In current implementation, during the session holder cleanup of non-ML
sessions, in mlCache.clear() ([code
link](https://github.com/apache/spark/blob/43f7936d7b3a4701e3d0fdb44663006cbe0db70b/sql/connect/server/src/main/scala/org/apache/spark/sql/connect/service/SessionHolder.scala#L381))
, the offloadedModelsDir is still eagerly created and will need to be deleted,
which will cause ~10 ms unnecessary latency.
In this PR, we are making the directory creation lazy to avoid deleting
empty directories when there is no SparkML operations in sessions.
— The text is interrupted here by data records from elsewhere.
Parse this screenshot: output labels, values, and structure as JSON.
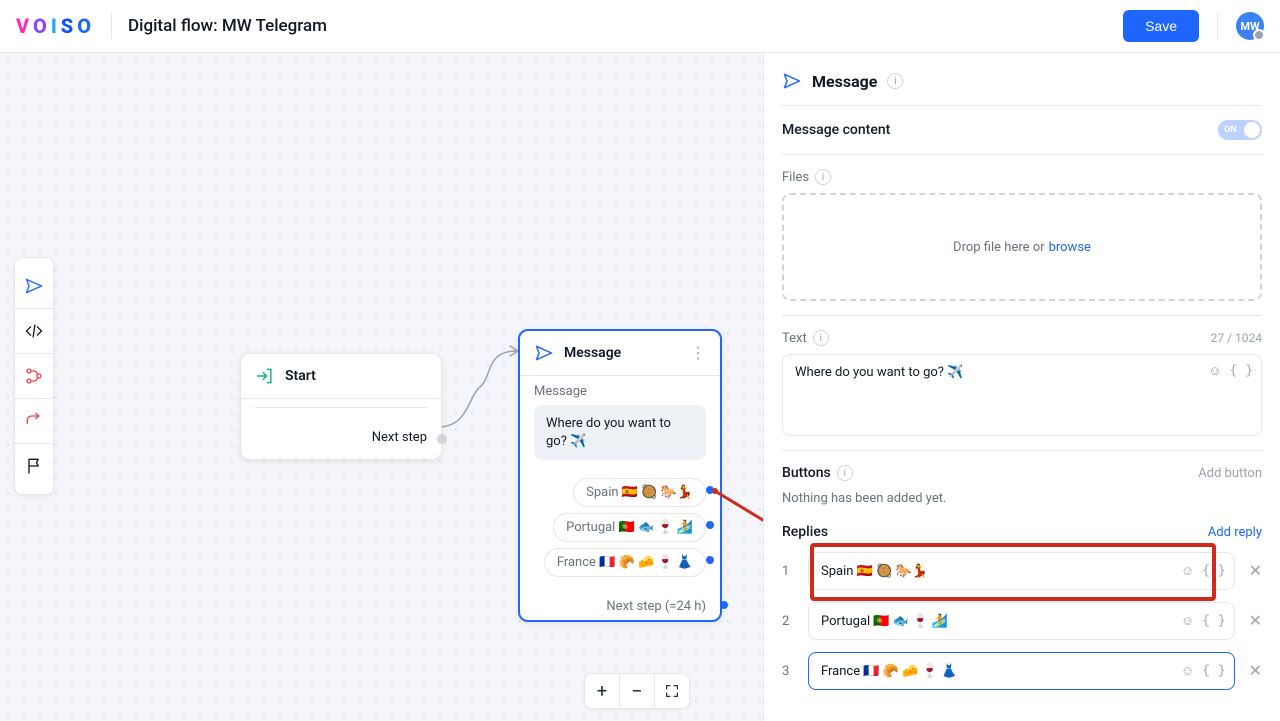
{
  "header": {
    "page_title": "Digital flow: MW Telegram",
    "save_label": "Save",
    "avatar_initials": "MW"
  },
  "canvas": {
    "start": {
      "title": "Start",
      "next_label": "Next step"
    },
    "message": {
      "title": "Message",
      "subtitle": "Message",
      "bubble_text": "Where do you want to go? ✈️",
      "replies": {
        "r1": "Spain 🇪🇸 🥘 🐎💃",
        "r2": "Portugal 🇵🇹 🐟 🍷 🏄",
        "r3": "France 🇫🇷 🥐 🧀 🍷 👗"
      },
      "next_label": "Next step (=24 h)"
    },
    "zoom": {
      "plus": "+",
      "minus": "−"
    }
  },
  "panel": {
    "title": "Message",
    "content_label": "Message content",
    "toggle_state": "ON",
    "files_label": "Files",
    "dropzone_text": "Drop file here or",
    "dropzone_link": "browse",
    "text_label": "Text",
    "text_counter": "27 / 1024",
    "text_value": "Where do you want to go? ✈️",
    "buttons_label": "Buttons",
    "buttons_action": "Add button",
    "buttons_empty": "Nothing has been added yet.",
    "replies_label": "Replies",
    "replies_action": "Add reply",
    "reply_rows": {
      "r1": {
        "idx": "1",
        "value": "Spain 🇪🇸 🥘 🐎💃"
      },
      "r2": {
        "idx": "2",
        "value": "Portugal 🇵🇹 🐟 🍷 🏄"
      },
      "r3": {
        "idx": "3",
        "value": "France 🇫🇷 🥐 🧀 🍷 👗"
      }
    }
  }
}
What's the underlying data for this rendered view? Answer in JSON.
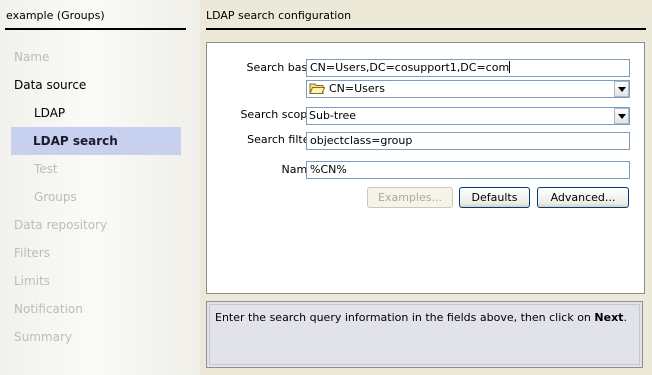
{
  "sidebar": {
    "title": "example (Groups)",
    "items": [
      {
        "label": "Name",
        "state": "dim"
      },
      {
        "label": "Data source",
        "state": "normal"
      },
      {
        "label": "LDAP",
        "state": "normal"
      },
      {
        "label": "LDAP search",
        "state": "selected"
      },
      {
        "label": "Test",
        "state": "dim"
      },
      {
        "label": "Groups",
        "state": "dim"
      },
      {
        "label": "Data repository",
        "state": "dim"
      },
      {
        "label": "Filters",
        "state": "dim"
      },
      {
        "label": "Limits",
        "state": "dim"
      },
      {
        "label": "Notification",
        "state": "dim"
      },
      {
        "label": "Summary",
        "state": "dim"
      }
    ]
  },
  "main": {
    "title": "LDAP search configuration",
    "search_base": {
      "label": "Search base",
      "value": "CN=Users,DC=cosupport1,DC=com",
      "selected_entry": "CN=Users"
    },
    "search_scope": {
      "label": "Search scope",
      "value": "Sub-tree"
    },
    "search_filter": {
      "label": "Search filter",
      "value": "objectclass=group"
    },
    "name": {
      "label": "Name",
      "value": "%CN%"
    },
    "buttons": {
      "examples": "Examples...",
      "defaults": "Defaults",
      "advanced": "Advanced..."
    }
  },
  "info": {
    "text_before": "Enter the search query information in the fields above, then click on ",
    "text_bold": "Next",
    "text_after": "."
  },
  "colors": {
    "selected_bg": "#c8d0f0",
    "field_border": "#7f9db9",
    "button_border": "#003c74"
  }
}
### Why are the changes needed?
Improve the performance of ReleaseSession RPC by ~10ms.
### Does this PR introduce _any_ user-facing change?
No.
### How was this patch tested?
New test and existing tests.
### Was this patch authored or co-authored using generative AI tooling?
No.
Closes #53475 from xi-db/lazy-ml-dir-creation.
Authored-by: Xi Lyu <[email protected]>
Signed-off-by: Weichen Xu <[email protected]>
---
.../org/apache/spark/sql/connect/ml/MLCache.scala | 29 +++++++++++++++++++---
.../spark/sql/connect/service/SessionHolder.scala | 3 ++-
.../org/apache/spark/sql/connect/ml/MLSuite.scala | 29 ++++++++++++++++++++++
3 files changed, 56 insertions(+), 5 deletions(-)
diff --git
a/sql/connect/server/src/main/scala/org/apache/spark/sql/connect/ml/MLCache.scala
b/sql/connect/server/src/main/scala/org/apache/spark/sql/connect/ml/MLCache.scala
index 7761c0078b27..e130e637e820 100644
---
a/sql/connect/server/src/main/scala/org/apache/spark/sql/connect/ml/MLCache.scala
+++
b/sql/connect/server/src/main/scala/org/apache/spark/sql/connect/ml/MLCache.scala
@@ -20,9 +20,10 @@ import java.io.File
import java.nio.file.{Files, Path, Paths}
import java.util.UUID
import java.util.concurrent.{ConcurrentHashMap, ConcurrentMap, TimeUnit}
-import java.util.concurrent.atomic.AtomicLong
+import java.util.concurrent.atomic.{AtomicBoolean, AtomicLong}
import scala.collection.mutable
+import scala.util.control.NonFatal
import com.google.common.cache.{CacheBuilder, RemovalNotification}
@@ -44,12 +45,17 @@ private[connect] class MLCache(sessionHolder:
SessionHolder) extends Logging {
private[ml] val totalMLCacheInMemorySizeBytes: AtomicLong = new AtomicLong(0)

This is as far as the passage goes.